The Alabama Supreme Court has upheld the July 20 decision of a lower court judge who had ruled that "a pregnant teenager and her godmother answered questions so perfunctorily and showed so little emotion that he refused to allow her to get an abortion without parental consent," according to the Associated Press (AP).

Under requirements handed down by the United States Supreme Court, protective laws which establish that parents be notified when a minor daughter is contemplating an abortion must have a " judicial bypass." Under this procedure, the minor goes to a court to establish either that the abortion is in her "best interest" or that she is "mature" enough to make the decision on her own.

Ordinarily, such requests are rubber stamped. Not so in this case. According to the AP, the trial judge who denied the waiver for the 17-year-old girl wrote that the "'testimony of the minor and her godmother appeared to be rehearsed and that neither of the two individuals showed any emotion concerning the very serious request that they were making in this proceeding.... This court did not believe the minor or her godmother,' who is identified as a woman with children."

Chief Justice Roy Moore and Justices Harold See, Champ Lyons, Jean Brown, and Lyn Stuart agreed.
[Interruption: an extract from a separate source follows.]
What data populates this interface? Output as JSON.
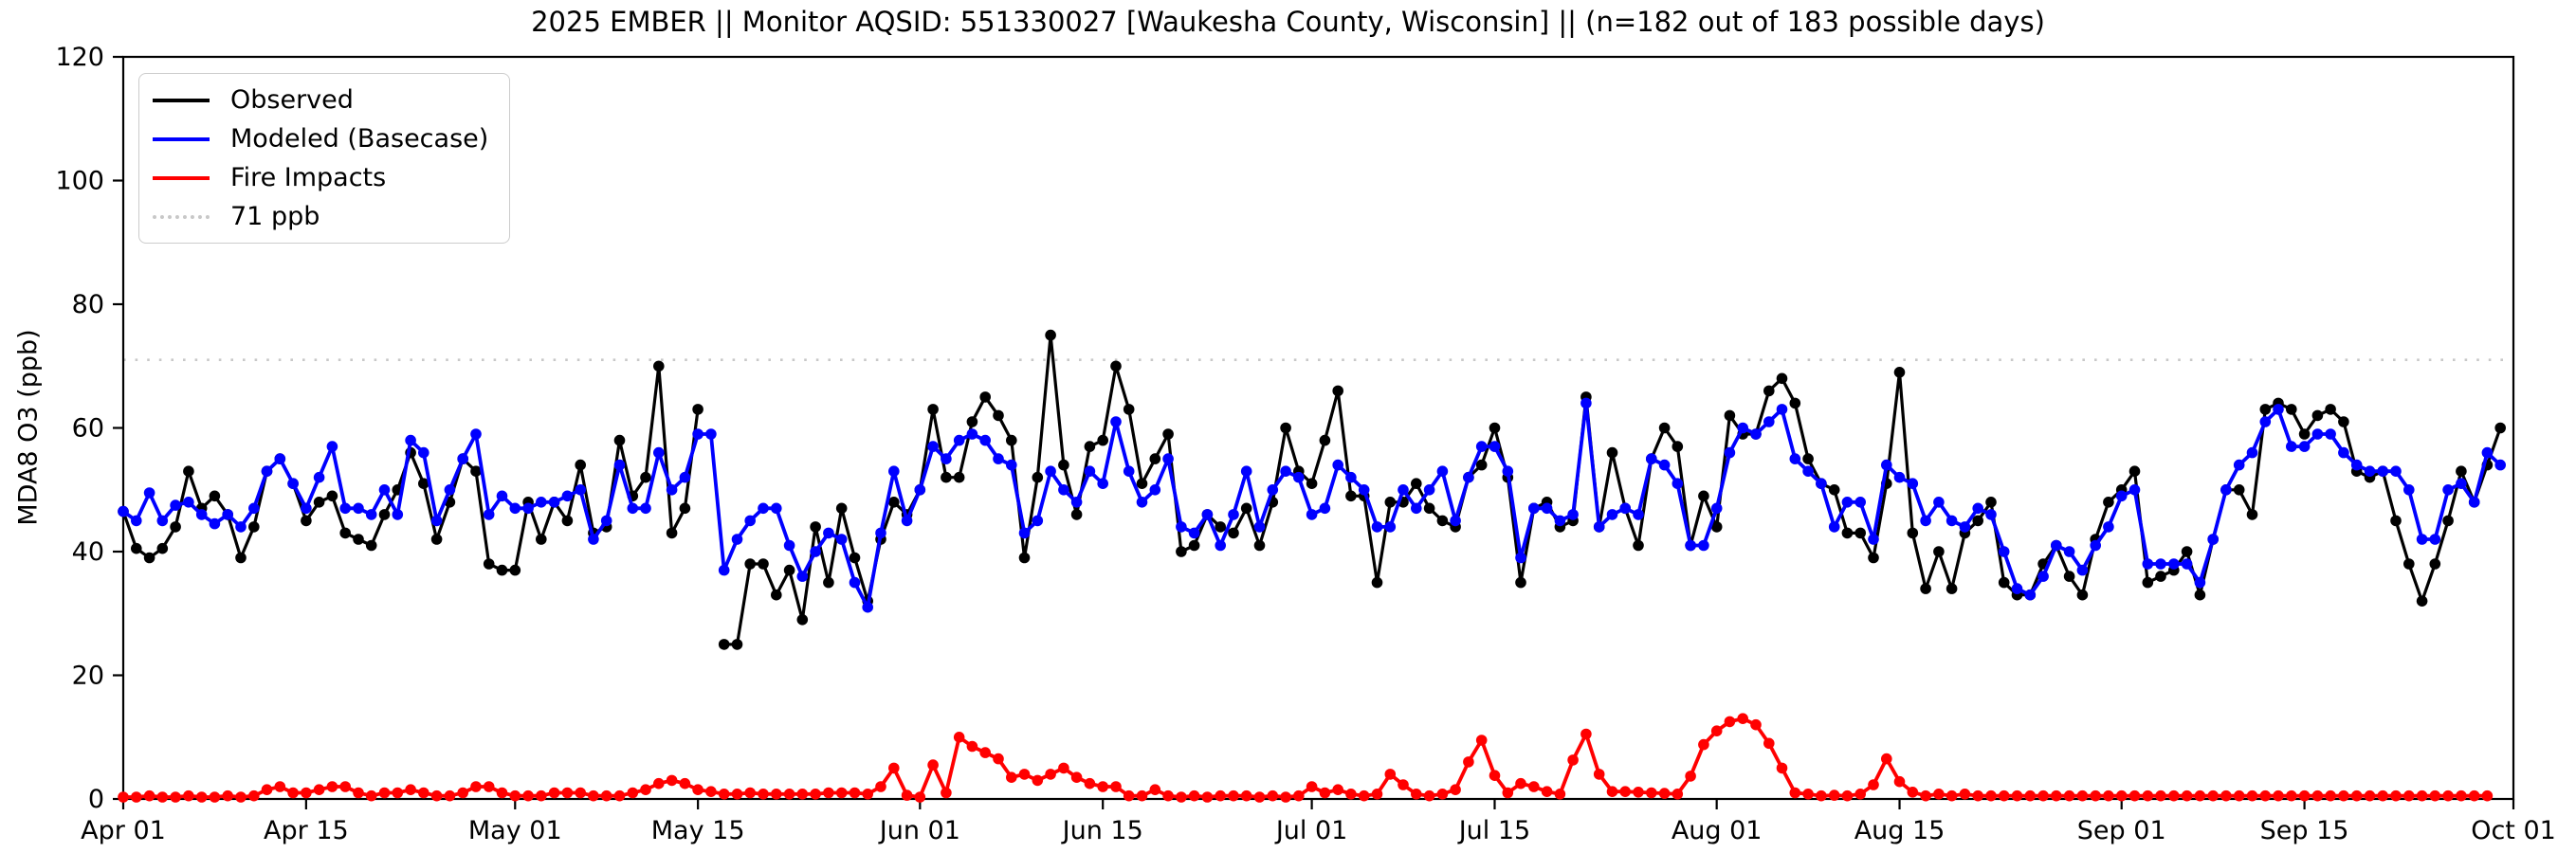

The majority said the lower court's conclusions, "although subjective, were based on its having personally viewed the witnesses as they testified and cannot be questioned on appeal, where we have before us only a cold, printed record."

According to press accounts, the girl said that she and the child's father, who was preparing for college, agreed they were not "ready for a child, financially or otherwise." But why not adoption?

According the AP, she said she felt "that would be putting her responsibility on others and because an adoption would be more emotionally stressful than an abortion."

The dissenting justices attributed the decision to "religious opposition" that is "pervasive and intransigent" in Alabama.

The AP further reported that her attorneys attacked the trial judge's findings about her demeanor and credibility. They maintained that they were "nothing more than bare assertions that lack support in the record and bear no logical connection to the maturity, level of knowledge or best interest (of the minor)."

But Justices Moore, See, Lyons, Brown, and Stuart ruled that there was no evidence to indicate that the trial judge "has a hidden agenda" about abortion that would have affected the outcome.

"Unless you believe that abortions are a good thing, the fact that parental involvement lowers the number of abortions minors obtain ought to be welcomed," said Mary Spaudling Balch, NRLC director of state legislation. "And this life-affirming outcome is exactly what you expect unless you believe most parents are ogres. They aren't, and in any event, laws always provide for exceptions if needed."

Asked if the Alabama Supreme Court's affirmation of the trial court judge's decision might alter the equation, Balch said no. Most teens who want toor who are encouraged to by abortion clinicswill be able to keep their parents in the dark, she said.

"But even so, it is refreshing and encouraging that even one state High Court understands that a minor's decision to abort in secrecy is not absolute," Balch said.